John Polidori estaba maravillado. Muchas veces se había reprochado su cortedad de memoria. Cuántas hubiese querido recitar tal o cual verso en aquellas circunstancias que se presentaban como las propicias. Pero era la suya una memoria conceptual y no literal; podía recordar la idea precisa pero le era imposible adecuarla a la métrica y a la rima con que tal poema había sido concebido. Las veces que había intentado cautivar a un eventual auditorio se había extraviado, con ridícula actitud declamatoria, en presuntos versos que jamás terminaban de rimar y cuya métrica convertía los endecasílabos en larguísimas construcciones de hasta veinticuatro sílabas. Como había traído consigo La excursión, de William Wordsworth, la consideró una buena oportunidad para iniciarse. Leyó ávidamente la primera página, la arrancó de cuajo, la estrujó entre los dedos y se la llevó a la boca. No resultaba fácil masticar la reseca factura del papel: era duro y las aristas le lastimaban la boca. En un primer intento, no pudo siquiera pasarlo por la garganta. Se consideraba a sí mismo como una suerte de rumiante; aquel miserable papel jamás acababa de ablandarse. Finalmente, después de varios intentos abortados por las náuseas, consiguió tragarlo. Ahora, mientras la hoja bajaba por el esófago, se sentía como una boa luego de devorarse un cordero íntegro. Insistió con la segunda página. A partir de la quinta, aquello le resultaba tan fácil como beber caldo. Ya en plena gula, allá por la página noventa y tres, Byron abrió la puerta del cuarto de su secretario inesperadamente y sin anunciarse. Ambos se quedaron petrifica dos mirándose el uno al otro. Polidori tenía la boca repleta de papeles que aún asomaban desde los labios anegados en una saliva negra de tinta y sostenía sobre su falda lo que quedaba del libro: las portadas y unas raquíticas hojas. Terminó de masticar y tragó ruidosamente intentando disimular lo indisimulable.

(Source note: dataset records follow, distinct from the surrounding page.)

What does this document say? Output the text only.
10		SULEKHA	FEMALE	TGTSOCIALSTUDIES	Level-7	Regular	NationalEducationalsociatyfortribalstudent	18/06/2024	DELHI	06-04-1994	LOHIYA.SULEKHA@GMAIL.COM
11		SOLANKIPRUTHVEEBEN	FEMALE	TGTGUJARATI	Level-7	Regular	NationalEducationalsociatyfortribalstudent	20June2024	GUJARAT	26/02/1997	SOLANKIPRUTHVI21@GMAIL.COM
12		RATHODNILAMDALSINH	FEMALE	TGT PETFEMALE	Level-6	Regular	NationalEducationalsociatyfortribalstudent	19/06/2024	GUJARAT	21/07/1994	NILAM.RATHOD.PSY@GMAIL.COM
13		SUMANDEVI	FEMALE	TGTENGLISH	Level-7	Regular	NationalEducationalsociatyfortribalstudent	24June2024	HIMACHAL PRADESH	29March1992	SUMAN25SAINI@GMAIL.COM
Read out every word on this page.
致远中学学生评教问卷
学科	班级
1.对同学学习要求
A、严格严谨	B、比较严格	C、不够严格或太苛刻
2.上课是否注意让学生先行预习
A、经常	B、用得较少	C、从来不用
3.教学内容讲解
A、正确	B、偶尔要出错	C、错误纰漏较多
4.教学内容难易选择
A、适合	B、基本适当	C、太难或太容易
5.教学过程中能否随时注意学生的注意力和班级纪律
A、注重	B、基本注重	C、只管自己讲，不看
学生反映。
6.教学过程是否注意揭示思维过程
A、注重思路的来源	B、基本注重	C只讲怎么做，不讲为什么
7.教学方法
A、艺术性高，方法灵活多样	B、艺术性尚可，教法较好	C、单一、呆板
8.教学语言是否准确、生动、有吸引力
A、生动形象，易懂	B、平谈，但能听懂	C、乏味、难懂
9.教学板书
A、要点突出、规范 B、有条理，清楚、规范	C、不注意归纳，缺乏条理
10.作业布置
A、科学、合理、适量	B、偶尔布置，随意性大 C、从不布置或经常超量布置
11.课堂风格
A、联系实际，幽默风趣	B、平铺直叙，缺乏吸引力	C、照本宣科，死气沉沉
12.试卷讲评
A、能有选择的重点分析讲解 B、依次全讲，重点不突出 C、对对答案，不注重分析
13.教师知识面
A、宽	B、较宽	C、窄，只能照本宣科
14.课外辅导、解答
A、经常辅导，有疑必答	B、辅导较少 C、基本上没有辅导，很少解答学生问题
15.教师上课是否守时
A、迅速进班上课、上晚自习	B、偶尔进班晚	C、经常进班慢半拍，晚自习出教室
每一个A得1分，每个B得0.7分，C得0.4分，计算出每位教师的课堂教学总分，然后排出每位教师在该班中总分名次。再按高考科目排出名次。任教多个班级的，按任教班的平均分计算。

Antes de girar sobre sus talones y salir por donde había entrado, Byron susurró:

– Bon appétit.

Por toda respuesta Polidori soltó un eructo involuntario, seco, áspero y demasiado escueto para constituir una opinión literaria.

3

Durante el curso de mis subterráneas excursiones he dado por azar con uno de los más increíbles hallazgos que, no lo dudo, ha tenido para mí el valor de una verdadera revelación. En los pasadizos adyacentes al estrecho túnel que, por debajo del Sena, une Notre Dame con Saint-Germain-des-Prés, con frecuencia creía percibir el cercano -y para mí irresistible- perfume del papel y la tinta que, a juzgar por su intensidad, se adivinaba en cantidades orgiásticas. No era, sin embargo, el olor de la tinta de imprenta sino el inquietante y para mí inconfundible aroma que tienen los manuscritos. No me fue difícil hallar el pasaje que, finalmente, me condujo a la fuente de tan tentador perfume. Se trataba, según pude inteligir, de los sótanos pertenecientes a la Librería Editorial Galland.